H15 飛龍の滝と柱状節理(ひりゅうのたきとちゅうじょうせつり)
~箱根火山前期中央火口丘にかかる県内最大級の滝~
Hiryu-no-taki Falls and columnar joint
ジオサイト解説
上段15m、下段25m と、2段に分かれて流れ落ちる滝です。「飛龍の滝」とは、龍が飛揚するかのような形からこの名前がついたといいます。神奈川県内で最大規模の滝で、鎌倉時代には箱根権現信仰の行者が鎌倉街道を進む途中、この滝に打たれて身を清めたと言われています。安山岩質の浅間山溶岩が造る滝です。飛龍の滝に沿った登山路は、江戸時代の街道筋にあります。畑宿と芦之湯温泉を結ぶ近道であり、通称「滝坂道」と呼ばれました。

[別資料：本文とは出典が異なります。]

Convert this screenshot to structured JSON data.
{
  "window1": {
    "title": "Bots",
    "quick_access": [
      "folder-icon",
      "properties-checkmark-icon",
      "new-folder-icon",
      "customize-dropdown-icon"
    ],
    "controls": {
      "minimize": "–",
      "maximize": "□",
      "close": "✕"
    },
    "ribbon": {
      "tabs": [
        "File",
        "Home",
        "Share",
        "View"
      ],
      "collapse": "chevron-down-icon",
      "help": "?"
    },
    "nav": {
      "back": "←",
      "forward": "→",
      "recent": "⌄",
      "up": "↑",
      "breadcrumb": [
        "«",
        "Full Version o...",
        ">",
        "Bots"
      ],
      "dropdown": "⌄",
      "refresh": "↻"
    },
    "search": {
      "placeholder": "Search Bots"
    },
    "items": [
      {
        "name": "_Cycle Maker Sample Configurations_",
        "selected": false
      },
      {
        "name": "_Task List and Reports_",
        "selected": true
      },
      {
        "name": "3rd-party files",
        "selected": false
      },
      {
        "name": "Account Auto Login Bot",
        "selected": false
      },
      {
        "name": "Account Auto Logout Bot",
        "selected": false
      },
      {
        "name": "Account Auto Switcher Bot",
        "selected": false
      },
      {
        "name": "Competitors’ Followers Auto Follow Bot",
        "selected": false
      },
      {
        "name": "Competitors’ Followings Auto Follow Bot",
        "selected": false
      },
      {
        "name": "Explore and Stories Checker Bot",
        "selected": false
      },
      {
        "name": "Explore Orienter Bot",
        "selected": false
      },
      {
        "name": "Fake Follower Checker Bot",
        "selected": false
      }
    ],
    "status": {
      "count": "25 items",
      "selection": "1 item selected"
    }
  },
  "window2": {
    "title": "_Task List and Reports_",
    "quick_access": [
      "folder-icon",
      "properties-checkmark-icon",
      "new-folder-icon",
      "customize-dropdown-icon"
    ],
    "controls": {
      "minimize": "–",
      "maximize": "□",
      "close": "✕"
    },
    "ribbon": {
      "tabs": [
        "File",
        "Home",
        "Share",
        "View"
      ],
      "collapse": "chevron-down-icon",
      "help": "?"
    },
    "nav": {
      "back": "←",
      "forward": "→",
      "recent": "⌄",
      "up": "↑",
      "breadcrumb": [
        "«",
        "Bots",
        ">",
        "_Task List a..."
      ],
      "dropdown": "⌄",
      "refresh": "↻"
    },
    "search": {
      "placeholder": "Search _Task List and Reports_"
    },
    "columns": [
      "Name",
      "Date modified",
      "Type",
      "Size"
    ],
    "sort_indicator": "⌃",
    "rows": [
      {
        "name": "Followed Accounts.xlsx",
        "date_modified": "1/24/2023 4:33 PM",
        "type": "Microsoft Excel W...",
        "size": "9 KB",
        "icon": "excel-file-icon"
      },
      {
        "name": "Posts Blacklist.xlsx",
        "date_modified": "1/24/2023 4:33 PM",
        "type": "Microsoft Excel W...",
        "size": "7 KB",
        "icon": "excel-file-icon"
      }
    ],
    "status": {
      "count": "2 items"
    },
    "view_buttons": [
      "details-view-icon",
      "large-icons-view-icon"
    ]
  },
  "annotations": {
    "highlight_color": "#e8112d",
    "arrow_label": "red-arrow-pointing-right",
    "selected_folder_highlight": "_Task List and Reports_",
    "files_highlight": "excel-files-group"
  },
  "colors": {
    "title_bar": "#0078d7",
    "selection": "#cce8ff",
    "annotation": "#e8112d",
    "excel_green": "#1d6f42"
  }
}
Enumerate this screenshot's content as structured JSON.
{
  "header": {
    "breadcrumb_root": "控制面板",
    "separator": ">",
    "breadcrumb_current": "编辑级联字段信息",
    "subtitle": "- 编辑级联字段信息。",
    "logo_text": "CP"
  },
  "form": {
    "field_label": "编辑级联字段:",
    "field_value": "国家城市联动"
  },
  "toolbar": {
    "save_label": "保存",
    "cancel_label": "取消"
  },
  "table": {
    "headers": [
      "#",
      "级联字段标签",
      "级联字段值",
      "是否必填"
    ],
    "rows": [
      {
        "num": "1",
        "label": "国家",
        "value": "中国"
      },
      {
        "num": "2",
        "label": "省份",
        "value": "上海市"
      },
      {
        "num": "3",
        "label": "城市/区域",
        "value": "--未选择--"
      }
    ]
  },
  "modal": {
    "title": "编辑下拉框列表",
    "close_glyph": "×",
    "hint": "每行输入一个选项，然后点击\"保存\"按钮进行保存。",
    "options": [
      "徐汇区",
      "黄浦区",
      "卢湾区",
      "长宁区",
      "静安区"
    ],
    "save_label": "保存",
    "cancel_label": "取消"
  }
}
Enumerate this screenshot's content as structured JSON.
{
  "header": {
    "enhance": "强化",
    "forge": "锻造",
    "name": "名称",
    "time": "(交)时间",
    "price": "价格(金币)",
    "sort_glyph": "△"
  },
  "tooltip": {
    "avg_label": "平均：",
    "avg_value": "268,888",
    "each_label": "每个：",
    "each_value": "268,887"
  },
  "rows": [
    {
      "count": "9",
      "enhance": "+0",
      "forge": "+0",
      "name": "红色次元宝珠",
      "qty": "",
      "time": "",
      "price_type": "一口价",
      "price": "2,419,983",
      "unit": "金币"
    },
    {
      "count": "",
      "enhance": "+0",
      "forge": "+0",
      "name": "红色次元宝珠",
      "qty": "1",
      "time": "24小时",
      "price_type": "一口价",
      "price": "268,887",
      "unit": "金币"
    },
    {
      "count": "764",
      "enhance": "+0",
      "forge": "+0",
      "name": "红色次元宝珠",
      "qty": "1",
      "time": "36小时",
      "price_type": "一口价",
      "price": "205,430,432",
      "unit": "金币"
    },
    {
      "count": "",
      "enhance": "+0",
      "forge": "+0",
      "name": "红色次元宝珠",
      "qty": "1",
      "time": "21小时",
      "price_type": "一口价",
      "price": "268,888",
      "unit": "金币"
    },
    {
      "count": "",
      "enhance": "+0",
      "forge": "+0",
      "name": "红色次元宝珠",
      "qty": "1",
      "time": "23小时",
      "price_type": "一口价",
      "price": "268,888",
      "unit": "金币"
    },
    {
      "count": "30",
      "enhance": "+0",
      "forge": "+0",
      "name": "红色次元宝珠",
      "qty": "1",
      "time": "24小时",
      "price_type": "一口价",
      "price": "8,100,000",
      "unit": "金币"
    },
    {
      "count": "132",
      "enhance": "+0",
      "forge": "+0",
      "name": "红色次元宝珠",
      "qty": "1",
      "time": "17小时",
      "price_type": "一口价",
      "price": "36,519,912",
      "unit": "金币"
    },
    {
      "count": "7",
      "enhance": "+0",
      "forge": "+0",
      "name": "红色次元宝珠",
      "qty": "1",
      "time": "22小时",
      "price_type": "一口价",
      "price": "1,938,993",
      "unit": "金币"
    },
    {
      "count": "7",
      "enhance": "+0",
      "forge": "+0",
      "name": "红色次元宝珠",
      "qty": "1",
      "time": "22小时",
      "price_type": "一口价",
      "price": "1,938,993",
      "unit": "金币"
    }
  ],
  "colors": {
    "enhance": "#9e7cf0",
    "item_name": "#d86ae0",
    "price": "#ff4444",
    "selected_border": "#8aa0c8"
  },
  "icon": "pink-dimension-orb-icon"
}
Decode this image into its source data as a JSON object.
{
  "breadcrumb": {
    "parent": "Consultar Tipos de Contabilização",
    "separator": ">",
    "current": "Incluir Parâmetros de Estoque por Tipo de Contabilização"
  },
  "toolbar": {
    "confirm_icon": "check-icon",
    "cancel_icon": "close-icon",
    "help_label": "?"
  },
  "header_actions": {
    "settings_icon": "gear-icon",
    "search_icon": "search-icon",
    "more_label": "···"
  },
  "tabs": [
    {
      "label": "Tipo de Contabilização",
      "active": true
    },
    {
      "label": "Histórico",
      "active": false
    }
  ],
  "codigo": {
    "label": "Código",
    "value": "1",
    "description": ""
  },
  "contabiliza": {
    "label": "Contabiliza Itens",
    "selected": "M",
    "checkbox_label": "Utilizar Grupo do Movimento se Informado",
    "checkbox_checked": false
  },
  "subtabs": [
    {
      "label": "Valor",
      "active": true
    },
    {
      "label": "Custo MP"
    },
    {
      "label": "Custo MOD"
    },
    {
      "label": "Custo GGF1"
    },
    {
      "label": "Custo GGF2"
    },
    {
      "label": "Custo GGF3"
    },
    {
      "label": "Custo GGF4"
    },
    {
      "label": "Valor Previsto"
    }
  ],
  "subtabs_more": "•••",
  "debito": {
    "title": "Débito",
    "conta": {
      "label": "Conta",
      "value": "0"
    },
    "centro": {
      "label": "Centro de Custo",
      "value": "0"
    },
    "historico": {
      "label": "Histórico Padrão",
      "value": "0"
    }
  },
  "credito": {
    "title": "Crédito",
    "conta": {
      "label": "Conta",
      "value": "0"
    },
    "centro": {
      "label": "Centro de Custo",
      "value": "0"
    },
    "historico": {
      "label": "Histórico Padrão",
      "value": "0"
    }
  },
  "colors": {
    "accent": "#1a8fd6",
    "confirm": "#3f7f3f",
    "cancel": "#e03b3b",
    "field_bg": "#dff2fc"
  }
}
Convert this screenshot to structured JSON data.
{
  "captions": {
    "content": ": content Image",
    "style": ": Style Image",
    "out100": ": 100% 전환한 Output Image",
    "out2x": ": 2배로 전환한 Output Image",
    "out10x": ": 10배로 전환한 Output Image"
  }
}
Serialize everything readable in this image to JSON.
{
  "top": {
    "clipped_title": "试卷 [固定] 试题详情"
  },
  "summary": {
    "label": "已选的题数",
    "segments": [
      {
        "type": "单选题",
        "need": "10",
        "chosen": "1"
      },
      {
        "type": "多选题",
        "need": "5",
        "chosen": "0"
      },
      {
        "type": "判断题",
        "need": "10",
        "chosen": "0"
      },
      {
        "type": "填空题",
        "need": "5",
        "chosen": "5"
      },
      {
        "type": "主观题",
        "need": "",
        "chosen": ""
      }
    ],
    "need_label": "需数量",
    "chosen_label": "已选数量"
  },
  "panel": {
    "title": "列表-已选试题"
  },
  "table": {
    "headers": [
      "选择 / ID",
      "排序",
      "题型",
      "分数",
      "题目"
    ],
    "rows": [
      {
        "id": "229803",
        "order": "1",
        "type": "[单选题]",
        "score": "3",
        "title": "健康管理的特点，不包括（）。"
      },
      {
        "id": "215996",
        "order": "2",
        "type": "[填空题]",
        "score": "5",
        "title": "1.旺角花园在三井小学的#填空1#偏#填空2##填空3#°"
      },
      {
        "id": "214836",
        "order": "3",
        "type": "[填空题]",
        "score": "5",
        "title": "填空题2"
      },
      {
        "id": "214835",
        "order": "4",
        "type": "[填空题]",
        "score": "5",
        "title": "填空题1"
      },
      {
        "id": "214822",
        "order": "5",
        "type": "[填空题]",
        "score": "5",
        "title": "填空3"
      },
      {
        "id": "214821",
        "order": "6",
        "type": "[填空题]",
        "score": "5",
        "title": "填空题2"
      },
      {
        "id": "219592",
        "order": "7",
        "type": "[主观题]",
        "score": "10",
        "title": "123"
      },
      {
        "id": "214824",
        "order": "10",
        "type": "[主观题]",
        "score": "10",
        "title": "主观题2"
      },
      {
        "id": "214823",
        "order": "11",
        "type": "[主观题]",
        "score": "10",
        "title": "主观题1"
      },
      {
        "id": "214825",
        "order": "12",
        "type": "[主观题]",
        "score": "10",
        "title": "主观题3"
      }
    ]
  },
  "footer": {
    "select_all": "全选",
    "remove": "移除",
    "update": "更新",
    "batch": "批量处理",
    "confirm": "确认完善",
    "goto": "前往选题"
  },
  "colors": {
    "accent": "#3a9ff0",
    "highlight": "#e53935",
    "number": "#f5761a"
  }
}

麓の畑宿は箱根・小田原地方を代表する伝統工芸品である「寄木細工」の産地の一つとして知られています。寄木細工は色の異なる木を組み合わせて模様を作り、箱などの表面を装飾する技法であり、江戸時代後期からの箱根の土産物として人気を博しています。
滝へ行く歩道の途中にある巨大な岩体の割れ目は、「柱状節理(※1)」(岩体に入った柱状の割れ目)と呼ばれるものです。噴火の際に流れてきた溶岩(※2)が冷えて固まる際にできたひび割れで、規則的に割れたものです。飛龍の滝へのコース沿いにある柱状節理は、ハイキングコースの沿道で間近に観察することができます。
※1 柱状節理:溶岩が冷え固まる時にできた割れ目(節理)のうち、柱状に規則的に割れたもの。溶岩の底面や上面に対して垂直方向にでき、断面は6角形などの形状をなす。
※2 溶岩:マグマがバラバラに飛び散らずに地表に流れ出たもの。高温で液体のものと、冷え固まって固体のもの、両方に使う。
During the Kamakura period, practitioners of the Hakone Gon-gen faith who were traveling the Kamakura road performed cold-water ablutions by standing under this falls to purify themselves.
The rock forming this falls is andesite, formed during an eruption 120 thousand years ago.